2020 Volume 59 Issue 4 Pages 174-180
Objective : To clarify the magnification of microscopy capturing the image data to design the architecture of deep learning-based artificial intelligence (AI) for gynecological cervical cytology.
Study Design : 187 and 264 slide images were captured using ×20 and ×40 magnification, respectively. From the 451 slide images, a total of 996 cell and/or cell clusters images (536 for ×20 and 460 for ×40 images) were individually annotated according to the Bethesda system, followed by trichotomizing into the negative for intraepithelial lesion or malignancy (NILM), low-risk (atypical squamous cells of undetermined significance [ASC-US] and low-grade squamous intraepithelial lesion [LSIL]), or high-risk (atypical squamous cells cannot exclude HSIL [ASC-H], high-grade squamous intraepithelial lesion [HSIL], and squamous cell carcinoma [SCC]) groups for training data set. The training data set was split into 80% and 20% segments as training set and validation set, respectively. AI was established by deep learning using a faster region-based convolutional neural networks (Faster R-CNN) system, and the trained network was evaluated using precision and recall via 5 independent tests.

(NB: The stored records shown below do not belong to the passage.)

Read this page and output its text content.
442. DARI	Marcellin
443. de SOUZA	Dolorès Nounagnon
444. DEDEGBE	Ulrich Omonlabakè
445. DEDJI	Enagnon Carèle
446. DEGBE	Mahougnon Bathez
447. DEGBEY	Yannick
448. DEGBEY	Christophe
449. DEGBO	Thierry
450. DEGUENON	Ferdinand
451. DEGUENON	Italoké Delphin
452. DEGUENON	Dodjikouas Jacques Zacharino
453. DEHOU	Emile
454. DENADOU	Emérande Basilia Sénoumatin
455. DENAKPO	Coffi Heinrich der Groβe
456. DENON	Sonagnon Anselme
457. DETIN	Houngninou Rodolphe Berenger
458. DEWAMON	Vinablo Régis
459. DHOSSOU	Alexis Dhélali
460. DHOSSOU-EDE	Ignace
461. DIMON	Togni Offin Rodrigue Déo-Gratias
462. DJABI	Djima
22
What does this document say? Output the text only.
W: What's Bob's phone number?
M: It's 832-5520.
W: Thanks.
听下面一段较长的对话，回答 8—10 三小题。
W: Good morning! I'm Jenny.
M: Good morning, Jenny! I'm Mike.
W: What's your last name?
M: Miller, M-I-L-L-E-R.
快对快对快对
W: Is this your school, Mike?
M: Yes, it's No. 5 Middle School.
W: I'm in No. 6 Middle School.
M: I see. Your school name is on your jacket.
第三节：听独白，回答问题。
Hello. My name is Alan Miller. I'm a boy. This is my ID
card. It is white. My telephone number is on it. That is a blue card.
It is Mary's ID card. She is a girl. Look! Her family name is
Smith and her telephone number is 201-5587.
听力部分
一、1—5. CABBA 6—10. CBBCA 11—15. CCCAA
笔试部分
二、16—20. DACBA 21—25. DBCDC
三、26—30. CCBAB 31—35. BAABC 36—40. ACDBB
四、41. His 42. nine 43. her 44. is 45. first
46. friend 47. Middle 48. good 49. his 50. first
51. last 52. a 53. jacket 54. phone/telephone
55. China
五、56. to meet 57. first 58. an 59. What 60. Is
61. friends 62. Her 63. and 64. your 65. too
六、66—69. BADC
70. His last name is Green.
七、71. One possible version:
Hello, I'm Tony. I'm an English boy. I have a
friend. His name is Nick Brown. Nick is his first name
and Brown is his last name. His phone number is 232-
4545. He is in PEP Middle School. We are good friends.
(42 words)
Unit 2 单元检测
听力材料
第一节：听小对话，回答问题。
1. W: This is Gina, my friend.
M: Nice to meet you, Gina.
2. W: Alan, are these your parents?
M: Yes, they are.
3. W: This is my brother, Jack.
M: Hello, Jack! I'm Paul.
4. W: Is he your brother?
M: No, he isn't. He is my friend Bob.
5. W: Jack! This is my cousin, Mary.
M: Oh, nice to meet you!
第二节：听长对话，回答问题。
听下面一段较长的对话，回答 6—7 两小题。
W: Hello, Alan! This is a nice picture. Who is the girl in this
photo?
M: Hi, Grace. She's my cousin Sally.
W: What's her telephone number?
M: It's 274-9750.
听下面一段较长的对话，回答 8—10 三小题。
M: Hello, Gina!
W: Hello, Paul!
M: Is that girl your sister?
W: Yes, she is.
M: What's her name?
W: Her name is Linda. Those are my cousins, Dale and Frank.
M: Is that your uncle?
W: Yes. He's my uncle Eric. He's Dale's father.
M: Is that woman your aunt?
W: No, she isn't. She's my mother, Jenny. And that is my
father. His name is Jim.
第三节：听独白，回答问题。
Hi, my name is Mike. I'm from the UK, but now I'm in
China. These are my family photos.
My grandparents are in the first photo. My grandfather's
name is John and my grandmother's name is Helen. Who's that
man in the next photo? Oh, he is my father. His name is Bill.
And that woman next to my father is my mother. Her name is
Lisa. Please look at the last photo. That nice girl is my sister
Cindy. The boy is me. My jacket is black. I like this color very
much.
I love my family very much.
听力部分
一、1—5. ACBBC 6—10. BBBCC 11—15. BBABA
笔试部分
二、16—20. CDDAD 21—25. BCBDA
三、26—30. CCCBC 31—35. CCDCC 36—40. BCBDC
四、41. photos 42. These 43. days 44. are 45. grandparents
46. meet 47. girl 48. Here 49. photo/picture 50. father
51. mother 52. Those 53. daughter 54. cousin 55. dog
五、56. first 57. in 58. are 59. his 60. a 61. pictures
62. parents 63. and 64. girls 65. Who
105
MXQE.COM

Results : Overall, the mean precision and recall using ×40 images were inclined to be higher than ×20 images among the three categories, especially representing statistical significances with precision in high-risk (p<0.05) and recall in NILM groups (p<0.05), respectively.
Conclusion : These results established for us the importance of the necessity for good quality of training cellular images to establish diagnostic AI for gynecological cervical cytology.